Lauren Oliver – The Spindlers
123. The Spindlers by Lauren Oliver (2012)
Read By: Simon Vance
Length: 4h 51m (256 pages)
Genre: Mid-Grade Fantasy Adventure
Started: 30 October 2012
Finished: 02 November 2012
Where did it come from? From the lovely folks at Harper Audio for review.
Why do I have it? While I didn’t capital-L Love Liesl & Po, Oliver’s previous mid-grade novel, I thought it was very original, and very maturely handled, and I was hoping for something similar.
Pesky kid brothers
are bad, but pesky soulless
kid brothers are worse.
Summary: When Liza wakes up one morning, her brother Patrick is gone. Physically, he’s still there at the breakfast table, but Liza knows that his soul is gone, stolen by the Spindlers, evil spider-like creatures that come in the night and take souls to their lair Below. Liza’s parents of course don’t believe her, so she must set out to save Patrick’s soul before it’s too late. The world Below is full of dangers, and even with the help of a giant talking rat named Mirabella, Liza may not be able to reach the realm of the Spindlers before it’s too late for Patrick.
Review: In general, I’ve been having a better-than-usual time with mid-grade fantasy adventure stories recently, but unfortunately, The Spindlers didn’t quite make the cut. It’s a fun adventure story, for sure, well-written with well-built and original characters, and some sufficiently creepy bad guys.
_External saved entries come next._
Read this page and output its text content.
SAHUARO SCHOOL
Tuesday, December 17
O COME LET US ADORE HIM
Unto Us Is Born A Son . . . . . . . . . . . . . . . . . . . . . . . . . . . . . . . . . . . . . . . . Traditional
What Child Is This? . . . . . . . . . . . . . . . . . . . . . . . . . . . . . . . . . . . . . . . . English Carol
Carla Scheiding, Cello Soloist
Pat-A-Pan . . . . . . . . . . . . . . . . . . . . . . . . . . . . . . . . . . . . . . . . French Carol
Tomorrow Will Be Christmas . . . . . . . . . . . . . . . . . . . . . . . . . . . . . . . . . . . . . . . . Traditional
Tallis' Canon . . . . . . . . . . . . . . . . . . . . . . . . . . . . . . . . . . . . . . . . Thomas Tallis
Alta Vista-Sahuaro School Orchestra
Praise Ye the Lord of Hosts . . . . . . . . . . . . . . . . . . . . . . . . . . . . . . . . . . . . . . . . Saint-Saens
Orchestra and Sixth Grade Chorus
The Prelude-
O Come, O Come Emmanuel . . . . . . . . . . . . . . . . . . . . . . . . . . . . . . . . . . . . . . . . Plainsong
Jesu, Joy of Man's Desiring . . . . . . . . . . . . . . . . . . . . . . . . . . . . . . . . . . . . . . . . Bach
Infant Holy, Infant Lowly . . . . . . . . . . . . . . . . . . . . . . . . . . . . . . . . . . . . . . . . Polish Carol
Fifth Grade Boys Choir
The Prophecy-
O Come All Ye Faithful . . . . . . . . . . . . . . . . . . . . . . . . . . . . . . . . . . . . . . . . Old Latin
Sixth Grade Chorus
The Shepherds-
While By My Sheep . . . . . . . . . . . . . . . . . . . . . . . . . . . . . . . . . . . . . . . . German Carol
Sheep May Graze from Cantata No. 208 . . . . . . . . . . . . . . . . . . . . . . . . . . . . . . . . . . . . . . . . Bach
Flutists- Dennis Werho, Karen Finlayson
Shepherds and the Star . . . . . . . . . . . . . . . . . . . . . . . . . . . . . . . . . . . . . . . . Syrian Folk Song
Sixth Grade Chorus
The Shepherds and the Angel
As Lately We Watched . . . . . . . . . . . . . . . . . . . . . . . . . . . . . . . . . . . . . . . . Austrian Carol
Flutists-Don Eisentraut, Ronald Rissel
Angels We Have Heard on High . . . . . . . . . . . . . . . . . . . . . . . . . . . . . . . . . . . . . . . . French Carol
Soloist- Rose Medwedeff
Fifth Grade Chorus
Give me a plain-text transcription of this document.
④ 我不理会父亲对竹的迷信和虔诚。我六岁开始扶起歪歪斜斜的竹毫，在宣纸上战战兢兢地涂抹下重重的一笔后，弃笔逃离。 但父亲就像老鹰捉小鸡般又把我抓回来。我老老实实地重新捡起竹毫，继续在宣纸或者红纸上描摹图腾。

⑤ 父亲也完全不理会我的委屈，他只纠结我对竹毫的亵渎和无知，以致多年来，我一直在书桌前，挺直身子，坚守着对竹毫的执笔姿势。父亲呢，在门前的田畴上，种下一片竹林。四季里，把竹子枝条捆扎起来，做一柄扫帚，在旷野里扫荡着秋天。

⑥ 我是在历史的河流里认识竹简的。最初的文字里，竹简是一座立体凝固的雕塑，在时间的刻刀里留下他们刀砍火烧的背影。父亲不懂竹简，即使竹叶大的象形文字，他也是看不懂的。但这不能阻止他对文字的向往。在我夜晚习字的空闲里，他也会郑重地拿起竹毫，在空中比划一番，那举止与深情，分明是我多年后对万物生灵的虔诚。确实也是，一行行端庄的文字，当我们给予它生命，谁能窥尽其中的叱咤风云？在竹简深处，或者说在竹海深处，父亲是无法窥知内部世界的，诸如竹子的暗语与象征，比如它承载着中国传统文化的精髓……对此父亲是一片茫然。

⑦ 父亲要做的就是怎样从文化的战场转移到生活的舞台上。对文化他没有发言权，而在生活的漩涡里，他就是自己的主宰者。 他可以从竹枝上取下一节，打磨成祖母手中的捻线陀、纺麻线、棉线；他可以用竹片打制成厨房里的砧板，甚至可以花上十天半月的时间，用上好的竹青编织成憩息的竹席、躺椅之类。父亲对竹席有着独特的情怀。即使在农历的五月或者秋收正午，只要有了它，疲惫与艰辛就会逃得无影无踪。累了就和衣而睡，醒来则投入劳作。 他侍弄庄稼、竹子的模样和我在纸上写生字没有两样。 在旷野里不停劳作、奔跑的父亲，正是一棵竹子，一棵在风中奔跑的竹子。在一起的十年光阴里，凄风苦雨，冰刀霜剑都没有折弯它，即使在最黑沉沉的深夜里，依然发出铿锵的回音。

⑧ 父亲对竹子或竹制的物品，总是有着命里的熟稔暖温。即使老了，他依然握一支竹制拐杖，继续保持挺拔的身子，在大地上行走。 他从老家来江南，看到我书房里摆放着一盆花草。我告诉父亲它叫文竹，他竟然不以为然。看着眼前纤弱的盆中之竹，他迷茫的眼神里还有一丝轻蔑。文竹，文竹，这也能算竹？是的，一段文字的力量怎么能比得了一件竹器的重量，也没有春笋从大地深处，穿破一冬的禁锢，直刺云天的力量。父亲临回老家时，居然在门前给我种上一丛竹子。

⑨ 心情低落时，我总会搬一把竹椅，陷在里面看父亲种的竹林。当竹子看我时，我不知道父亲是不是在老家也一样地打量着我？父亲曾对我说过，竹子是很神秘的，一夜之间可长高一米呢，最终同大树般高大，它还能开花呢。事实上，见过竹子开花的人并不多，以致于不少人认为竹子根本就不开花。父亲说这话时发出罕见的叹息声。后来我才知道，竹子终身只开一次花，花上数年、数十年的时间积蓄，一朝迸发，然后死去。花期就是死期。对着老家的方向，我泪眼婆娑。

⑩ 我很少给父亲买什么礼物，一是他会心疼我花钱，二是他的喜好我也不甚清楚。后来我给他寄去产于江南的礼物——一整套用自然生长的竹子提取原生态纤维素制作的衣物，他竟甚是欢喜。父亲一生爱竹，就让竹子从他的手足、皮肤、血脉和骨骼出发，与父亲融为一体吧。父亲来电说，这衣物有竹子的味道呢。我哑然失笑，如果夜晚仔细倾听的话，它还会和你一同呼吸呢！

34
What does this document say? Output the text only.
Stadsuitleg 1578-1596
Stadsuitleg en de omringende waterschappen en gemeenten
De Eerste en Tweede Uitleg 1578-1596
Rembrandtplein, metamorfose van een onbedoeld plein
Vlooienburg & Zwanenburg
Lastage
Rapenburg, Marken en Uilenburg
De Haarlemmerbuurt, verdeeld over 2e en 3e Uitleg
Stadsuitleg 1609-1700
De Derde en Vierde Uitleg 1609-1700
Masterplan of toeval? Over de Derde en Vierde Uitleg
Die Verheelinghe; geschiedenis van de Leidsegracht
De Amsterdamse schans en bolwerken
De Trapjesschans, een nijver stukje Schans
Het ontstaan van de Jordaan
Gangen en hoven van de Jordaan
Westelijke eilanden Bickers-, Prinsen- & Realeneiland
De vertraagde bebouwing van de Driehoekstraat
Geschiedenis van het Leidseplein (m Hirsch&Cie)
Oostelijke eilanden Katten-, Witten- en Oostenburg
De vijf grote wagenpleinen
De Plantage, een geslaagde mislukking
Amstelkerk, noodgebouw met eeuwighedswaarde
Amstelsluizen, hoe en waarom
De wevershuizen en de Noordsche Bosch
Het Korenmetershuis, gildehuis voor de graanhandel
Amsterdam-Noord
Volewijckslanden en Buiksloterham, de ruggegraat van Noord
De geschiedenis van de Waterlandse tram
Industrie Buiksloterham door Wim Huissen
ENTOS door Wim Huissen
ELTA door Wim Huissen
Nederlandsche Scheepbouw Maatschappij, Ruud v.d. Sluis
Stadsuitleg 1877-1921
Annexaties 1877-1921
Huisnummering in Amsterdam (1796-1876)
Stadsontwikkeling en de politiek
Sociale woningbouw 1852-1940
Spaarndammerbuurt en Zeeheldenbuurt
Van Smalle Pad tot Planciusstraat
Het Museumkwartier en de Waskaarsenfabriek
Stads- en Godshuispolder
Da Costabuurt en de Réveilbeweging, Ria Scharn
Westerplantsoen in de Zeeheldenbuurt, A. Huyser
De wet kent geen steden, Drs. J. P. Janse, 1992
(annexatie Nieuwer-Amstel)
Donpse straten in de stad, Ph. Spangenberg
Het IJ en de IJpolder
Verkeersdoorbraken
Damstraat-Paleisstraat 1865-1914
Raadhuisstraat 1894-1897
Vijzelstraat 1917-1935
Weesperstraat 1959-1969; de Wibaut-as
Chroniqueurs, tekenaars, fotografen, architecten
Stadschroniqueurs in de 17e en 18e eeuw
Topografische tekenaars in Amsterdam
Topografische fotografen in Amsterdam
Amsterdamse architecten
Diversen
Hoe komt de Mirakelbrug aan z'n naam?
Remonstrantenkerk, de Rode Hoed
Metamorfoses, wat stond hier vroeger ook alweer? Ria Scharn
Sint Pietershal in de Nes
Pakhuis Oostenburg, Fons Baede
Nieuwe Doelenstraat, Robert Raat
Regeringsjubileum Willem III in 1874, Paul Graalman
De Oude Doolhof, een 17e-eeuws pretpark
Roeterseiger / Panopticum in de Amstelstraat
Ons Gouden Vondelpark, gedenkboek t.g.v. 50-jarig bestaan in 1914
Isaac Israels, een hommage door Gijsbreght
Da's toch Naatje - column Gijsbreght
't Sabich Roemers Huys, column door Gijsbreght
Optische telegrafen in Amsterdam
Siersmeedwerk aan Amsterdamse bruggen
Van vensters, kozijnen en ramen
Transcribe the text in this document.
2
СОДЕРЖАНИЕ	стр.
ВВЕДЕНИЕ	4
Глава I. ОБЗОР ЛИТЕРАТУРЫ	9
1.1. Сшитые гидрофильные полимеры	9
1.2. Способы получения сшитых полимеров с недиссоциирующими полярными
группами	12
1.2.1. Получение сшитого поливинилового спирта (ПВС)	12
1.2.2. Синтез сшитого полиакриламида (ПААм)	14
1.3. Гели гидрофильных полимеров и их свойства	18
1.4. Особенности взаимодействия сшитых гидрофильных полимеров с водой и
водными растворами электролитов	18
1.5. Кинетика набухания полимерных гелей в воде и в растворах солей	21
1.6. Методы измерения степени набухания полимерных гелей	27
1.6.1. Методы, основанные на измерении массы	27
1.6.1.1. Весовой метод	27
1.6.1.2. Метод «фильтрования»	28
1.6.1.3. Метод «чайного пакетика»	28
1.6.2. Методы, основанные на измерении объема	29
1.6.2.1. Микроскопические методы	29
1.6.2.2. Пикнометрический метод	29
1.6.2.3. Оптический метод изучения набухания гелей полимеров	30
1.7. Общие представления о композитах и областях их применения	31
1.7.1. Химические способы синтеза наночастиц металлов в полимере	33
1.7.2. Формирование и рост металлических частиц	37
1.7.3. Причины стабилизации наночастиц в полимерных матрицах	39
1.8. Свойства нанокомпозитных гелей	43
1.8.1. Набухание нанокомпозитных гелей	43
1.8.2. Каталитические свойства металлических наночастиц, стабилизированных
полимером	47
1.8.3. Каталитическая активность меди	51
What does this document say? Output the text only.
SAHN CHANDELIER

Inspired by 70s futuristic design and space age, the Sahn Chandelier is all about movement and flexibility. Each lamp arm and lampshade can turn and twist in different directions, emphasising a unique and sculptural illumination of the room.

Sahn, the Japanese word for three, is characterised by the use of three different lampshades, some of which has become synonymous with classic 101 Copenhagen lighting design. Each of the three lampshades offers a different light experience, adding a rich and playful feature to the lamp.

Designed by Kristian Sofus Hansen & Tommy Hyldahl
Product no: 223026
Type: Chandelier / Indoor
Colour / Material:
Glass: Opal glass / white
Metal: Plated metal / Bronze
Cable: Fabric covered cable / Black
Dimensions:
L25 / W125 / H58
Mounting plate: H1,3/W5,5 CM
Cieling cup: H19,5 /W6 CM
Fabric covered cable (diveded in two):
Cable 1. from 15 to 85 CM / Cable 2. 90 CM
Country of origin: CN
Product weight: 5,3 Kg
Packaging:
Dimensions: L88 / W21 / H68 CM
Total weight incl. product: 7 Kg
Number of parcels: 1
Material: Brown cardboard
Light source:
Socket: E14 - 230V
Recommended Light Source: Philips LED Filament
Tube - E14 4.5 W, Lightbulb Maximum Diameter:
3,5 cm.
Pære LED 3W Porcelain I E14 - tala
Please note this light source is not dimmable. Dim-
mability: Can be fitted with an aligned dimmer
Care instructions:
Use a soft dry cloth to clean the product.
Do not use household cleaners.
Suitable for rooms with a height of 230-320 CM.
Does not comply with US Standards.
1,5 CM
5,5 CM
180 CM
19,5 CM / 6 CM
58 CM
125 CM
I’ve got no doubt that kids in the intended age range (maybe 9-10?) would enjoy the heck out of it. However, it was lacking that little something extra to make it engaging for older audiences as well.
To start with, the plot structure felt like something I’d read many times before. It’s pretty standard fantasy adventure quest, reminding me pretty strongly of Gregor the Overlander (the subterranean setting, sibling-saving plot, and giant talking animals make that comparison pretty inevitable), but also reminding variously of The Odyssey, the movie Labyrinth, and the end of Harry Potter and the Sorcerer’s Stone. The heroine has to face a bunch of challenges and trials and prove their wits and bravery and steadfastness, etc; which meant that a lot (all?) of the plot points were pretty predictable. I also got rather tired of the episodic nature of the story, as Liza faces challenge after challenge. I realize that’s in the nature of this type of story, but in this case, I couldn’t see anything bigger binding all of the pieces together. Eventually it started to feel like a Creature Feature, like the entire point was to see how many beasties Oliver could come up with. This may be a point where the audiobook production (which was otherwise very good) lets the story down; maybe if I’d have had the illustrations I would have been more inclined to roll with the story rather than looking for some overarching theme or additional layers.
So, between knowing well ahead of time how the story was going to pan out, and the lack of any deeper or more complex story elements, I found this story unobjectionable, but also not particularly engaging or all that memorable. 2.5 out of 5 stars.
Recommendation: I would have no problem handing this to a mid-grade reader; it’s fun and tells a good story with an interesting sibling dynamic, and I think a lot of kids would really enjoy it. However, for older readers interested in mid-grade fantasy, I’d recommend picking up Gregor the Overlander instead, for a (very) similar adventure story but with a bit more complexity and nuance.
First Line: One night when Liza went to bed, Patrick was her chubby, stubby, candy-grubbing and pancake-loving younger brother, who irritated and amused her both, and the next morning, when she woke up, he was not.